Desde essa época, a família Almeida e os amigos de Albuquerque não se deram bem. Marcos Gonçalves de Farias era amigo de Albuquerque e membro do mesmo partido, o PRC. Consequentemente, Altino Gonçalves de Farias seguia a ideologia do pai. Por mais que pareça estranho, encontramos um registro de que em 19 de dezembro de 1926, estavam reunidos em Florianópolis, numa visita ao Governador Adolpho Konder, Graciliano Torquato de Almeida e Altino Gonçalves de Farias. Como escrevi antes, a oposição, por vezes, parecia desaparecer, pelo menos externamente, o que não ocorria no interior das mentes desses políticos, tratavam-se silenciosamente, como inimigos.

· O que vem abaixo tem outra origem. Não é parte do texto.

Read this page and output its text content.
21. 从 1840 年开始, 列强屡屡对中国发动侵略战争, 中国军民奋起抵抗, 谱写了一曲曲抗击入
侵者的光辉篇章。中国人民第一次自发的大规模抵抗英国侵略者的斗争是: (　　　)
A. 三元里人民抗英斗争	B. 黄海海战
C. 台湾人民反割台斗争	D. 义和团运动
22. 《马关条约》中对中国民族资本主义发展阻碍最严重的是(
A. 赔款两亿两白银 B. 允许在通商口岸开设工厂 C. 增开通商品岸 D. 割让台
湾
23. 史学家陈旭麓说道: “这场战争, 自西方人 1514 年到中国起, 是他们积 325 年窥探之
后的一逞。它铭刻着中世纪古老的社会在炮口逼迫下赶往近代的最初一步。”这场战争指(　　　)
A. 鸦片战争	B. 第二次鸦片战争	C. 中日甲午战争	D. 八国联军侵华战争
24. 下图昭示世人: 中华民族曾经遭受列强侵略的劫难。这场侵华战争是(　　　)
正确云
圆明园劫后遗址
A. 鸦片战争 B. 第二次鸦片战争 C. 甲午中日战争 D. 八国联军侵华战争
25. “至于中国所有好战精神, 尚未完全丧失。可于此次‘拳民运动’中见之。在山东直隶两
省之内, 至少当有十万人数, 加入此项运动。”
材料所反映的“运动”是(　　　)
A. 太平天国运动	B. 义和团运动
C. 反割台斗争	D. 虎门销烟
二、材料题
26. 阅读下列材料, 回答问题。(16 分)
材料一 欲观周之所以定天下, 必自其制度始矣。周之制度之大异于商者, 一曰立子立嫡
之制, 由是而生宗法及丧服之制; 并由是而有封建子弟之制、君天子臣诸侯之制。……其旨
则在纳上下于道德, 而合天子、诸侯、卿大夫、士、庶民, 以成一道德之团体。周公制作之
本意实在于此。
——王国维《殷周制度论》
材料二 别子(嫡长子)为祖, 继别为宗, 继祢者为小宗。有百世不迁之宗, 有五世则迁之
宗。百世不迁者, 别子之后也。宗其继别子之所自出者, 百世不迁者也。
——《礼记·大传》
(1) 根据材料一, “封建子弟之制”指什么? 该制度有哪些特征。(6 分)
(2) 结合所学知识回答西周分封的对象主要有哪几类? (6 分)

Na noite do dia 19 de maio de 1929, ocorreu um baile no Clube Sete de Setembro, em Curitibanos. Era uma noite fria, prenunciando que o inverno seria rigoroso. Havia no interior do salão de festas, muitas famílias de curitibanenses, entre as presentes, estava Altino Gonçalves de Farias, sua esposa Clara e o filho menor, de nome Altino Farias Filho, de 15 anos. O superintendente municipal era o Tenente-Coronel da Guarda Nacional, Henrique Paes de Almeida (Júnior). Num ato de insanidade, mobilizou a polícia local para acabar com o baile. Os policiais se posicionaram, na escuridão daquela noite, na Praça da República e apontaram seus fuzis para a porta do salão do Clube Sete de Setembro. Num determinado momento, Altino Farias Filho saiu para respirar ar fresco, visto que no salão estava quente por causa do calor provocado pelos casais dançarinos. Ele estava com um “pala”, uma peça de roupa utilizada em dias e noites de frio pelas pessoas do sul do Brasil. Atrás dele veio a sua mãe, Clara. Altino Filho, na calçada, ao lado da rua, fez menção de que iria tirar o “pala”, levantando-o, foi neste exato momento que um dos policiais que estava oculto na praça da República, disparou contra o rapazola, atingindo-o de raspão na cabeça. Dona Clara, ao ver o filho atingido, correu para auxiliá-lo, também sendo atingida por outro disparo vindo do mesmo lugar escuro da praça. Ao som de tiros, o baile parou, Altino Gonçalves de Farias, vendo o filho e a esposa caídos na calçada, atirou a esmo para a praça, não acertando em ninguém. Entretanto, há um registro encontrado no Jornal Conciliador, edição n.º 12 daquele ano, relatando que outro homem também morreu naquele tiroteio, não revelando na matéria, o seu nome.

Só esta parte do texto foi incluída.